La voix de Joanna est pleine de violence qui traduit un amour encore présent. Elle l’a aimé passionnément. Cette passion dévorante a annihilé tout le reste. Cette volonté de vouloir le détruire et l’enterrer est une manière de dire « je veux garder l’image que j’aie de lui ». On dit toujours que les gens qu’on hait sont ceux qu’on serait le plus capable d’aimer. Ces deux sentiments vont ensemble. Quand on cesse d’aimer quelqu’un, on cesse de s’aimer soi-même et on se hait même d’avoir aimer. C’est pour cela que l’ouverture du roman est aussi violente. Je trouve que cette femme est hyper intéressante même si elle est un peu fadasse dans le  livre. Elle, elle a été à côté de ce mec pendant 20 ans, elle l’a aimé, adoré. En même temps, cet amour était tellement étouffant et prenant qu’elle n’a rien vu.

On se demande même si elle ne se venge pas dans le quotidien, par ce contrôle de tout. Toutes ces femmes l’aiment mais Anthime est-ce qu’il aime quelqu’un? 

Lui, il aime courir, il aime gagner. Il veut sortir de tout ça. Il aime sa soeur par-dessus tout mais il veut sortir de tout cela. C’est quelqu’un qui fuit et le meilleur moyen pour lui c’est de courir.

C’est plus un roman sur le corps sportif que sur le sport lui-même?  

Mon idée n’était pas de faire une parabole sur le sport. Mon idée c’était de savoir ce que subit le corps humain quand on lui impose un entraînement comme celui-là, le regard des autres et qu’est-ce que ça veut dire d’arrêter le sport quand on a un corps bâti pour courir? C’est une question qui m’intéresse dans la réalité. Chacun est habitué même quand on regarde pas le sport à voir des sportifs dans le feu de l’action, au top de leur forme. Il faut voir ce qui se passe après pour eux, pour leur corps. Tout d’un coup, l’entraînement se termine. Il faut manger, dormir comme tout le monde, se sociabiliser. Le corps ne tient pas toujours. Il y en a qui s’affaissent, qui prennent beaucoup de poids ou contraire qui deviennent anorexiques.
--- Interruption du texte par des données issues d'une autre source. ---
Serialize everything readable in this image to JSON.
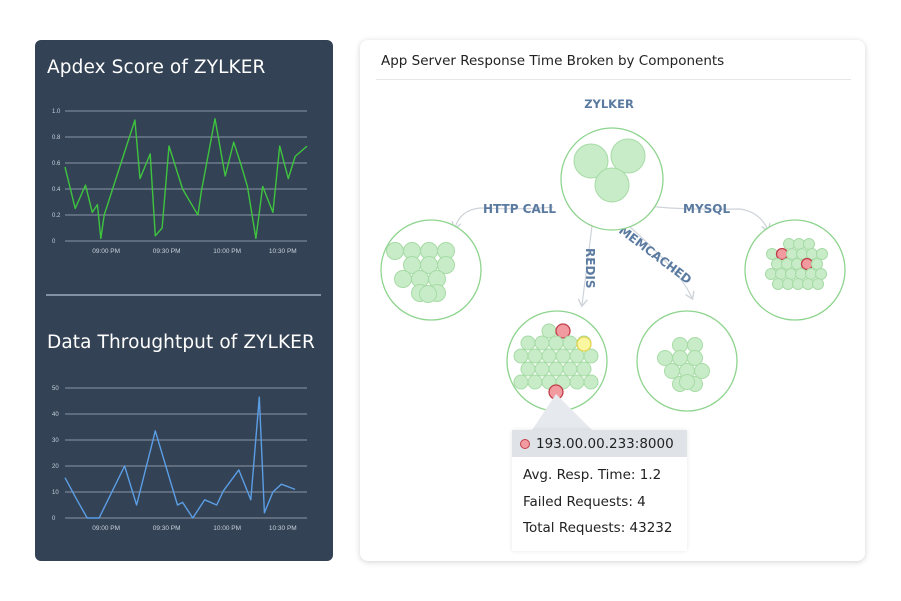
{
  "left_panel": {
    "apdex": {
      "title": "Apdex Score of ZYLKER",
      "chart_data": {
        "type": "line",
        "title": "Apdex Score of ZYLKER",
        "y_ticks": [
          "0",
          "0.2",
          "0.4",
          "0.6",
          "0.8",
          "1.0"
        ],
        "ylim": [
          0,
          1.0
        ],
        "x_ticks": [
          "09:00 PM",
          "09:30 PM",
          "10:00 PM",
          "10:30 PM"
        ],
        "color": "#3fc43f",
        "series": [
          {
            "x": [
              0,
              0.6,
              1.2,
              1.6,
              1.9,
              2.1,
              2.3,
              4.1,
              4.4,
              5.0,
              5.3,
              5.7,
              6.1,
              6.9,
              7.3,
              7.8,
              8.0,
              8.8,
              9.4,
              9.9,
              10.3,
              10.7,
              11.2,
              11.6,
              12.2,
              12.6,
              13.1,
              13.5,
              14.2
            ],
            "y": [
              0.57,
              0.25,
              0.43,
              0.22,
              0.28,
              0.02,
              0.2,
              0.93,
              0.48,
              0.67,
              0.04,
              0.1,
              0.73,
              0.4,
              0.31,
              0.2,
              0.38,
              0.94,
              0.5,
              0.76,
              0.6,
              0.42,
              0.02,
              0.42,
              0.22,
              0.73,
              0.48,
              0.65,
              0.73
            ]
          }
        ]
      }
    },
    "throughput": {
      "title": "Data Throughtput of ZYLKER",
      "chart_data": {
        "type": "line",
        "title": "Data Throughtput of ZYLKER",
        "y_ticks": [
          "0",
          "10",
          "20",
          "30",
          "40",
          "50"
        ],
        "ylim": [
          0,
          50
        ],
        "x_ticks": [
          "09:00 PM",
          "09:30 PM",
          "10:00 PM",
          "10:30 PM"
        ],
        "color": "#5b9ee6",
        "series": [
          {
            "x": [
              0,
              0.7,
              1.3,
              1.6,
              2.0,
              3.5,
              4.2,
              5.3,
              6.6,
              6.9,
              7.5,
              8.2,
              8.9,
              9.3,
              10.2,
              10.9,
              11.4,
              11.7,
              12.2,
              12.7,
              13.5
            ],
            "y": [
              15.5,
              7,
              0,
              0,
              0,
              20,
              5,
              33.5,
              5,
              6,
              0,
              7,
              5,
              10.5,
              18.5,
              7,
              46.5,
              2,
              10,
              13,
              11
            ]
          }
        ]
      }
    }
  },
  "right_panel": {
    "title": "App Server Response Time Broken by Components",
    "nodes": {
      "root": "ZYLKER",
      "edges": [
        "HTTP CALL",
        "MYSQL",
        "REDIS",
        "MEMCACHED"
      ]
    },
    "colors": {
      "node_stroke": "#8ed48e",
      "bubble_fill": "#c8ecc8",
      "bubble_stroke": "#a6dba6",
      "error_fill": "#f19aa0",
      "error_stroke": "#c0404a",
      "warn_fill": "#fbf6a0",
      "warn_stroke": "#e4d34f"
    },
    "tooltip": {
      "host": "193.00.00.233:8000",
      "avg_resp": "Avg. Resp. Time: 1.2",
      "failed": "Failed Requests: 4",
      "total": "Total Requests: 43232"
    }
  }
}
Je trouve intéressant de voir à quel point le corps est modulable selon ce qu’on lui demande de faire et selon ce que les autres demandent. Le sport c’est ça, c’est un entraineur qui demande, c’est des médias, c’est le public.
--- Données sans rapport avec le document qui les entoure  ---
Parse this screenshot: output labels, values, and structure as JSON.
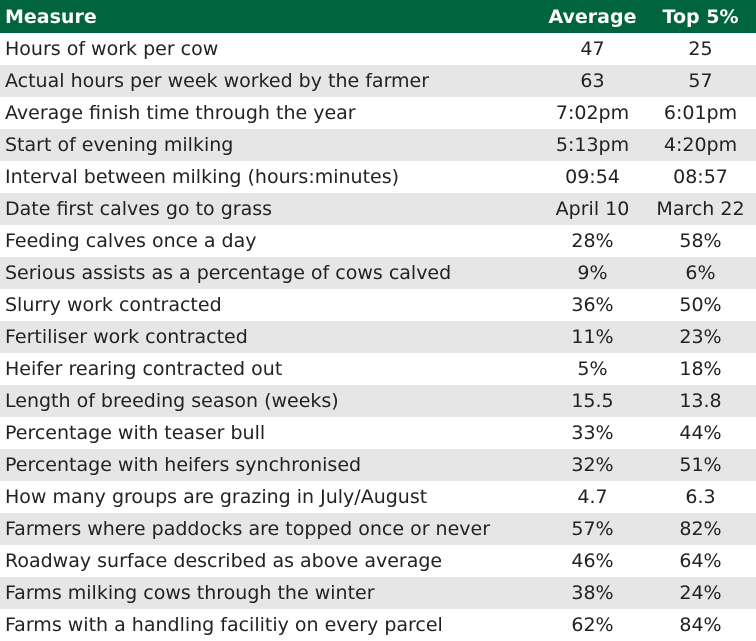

La violence de tous ces regards sous-jacente pendant tout le texte explique la fin du roman. Est-ce que vous l’aviez en tête dès le début? Surtout qu’avec tous ces personnages un peu instables, on s’attend à une fin violente et terrible, un véritable massacre. 

Ça aurait pu mais la fin est plutôt calme et apaisée. Il fallait que ce soit un happy end. Déjà parce que tous mes précédents romans se terminaient de manière plutôt violente. Je me suis dit que comme c’était hard pendant tout le livre, qu’est-ce que cela apportera de faire un bouquet d’horreur? il faut que le personnage soit apaisé et la meilleure manière s’était de le mettre face à des gens pour qui la course n’a pas d’intérêt, qui lui disent « vous êtes un homme, pas un meurtrier, pas un athlète, pas un champion mais juste un être humain et le reste on s’en tape ». Cela peut paraître naïf mais c’était la meilleure façon de terminer le livre.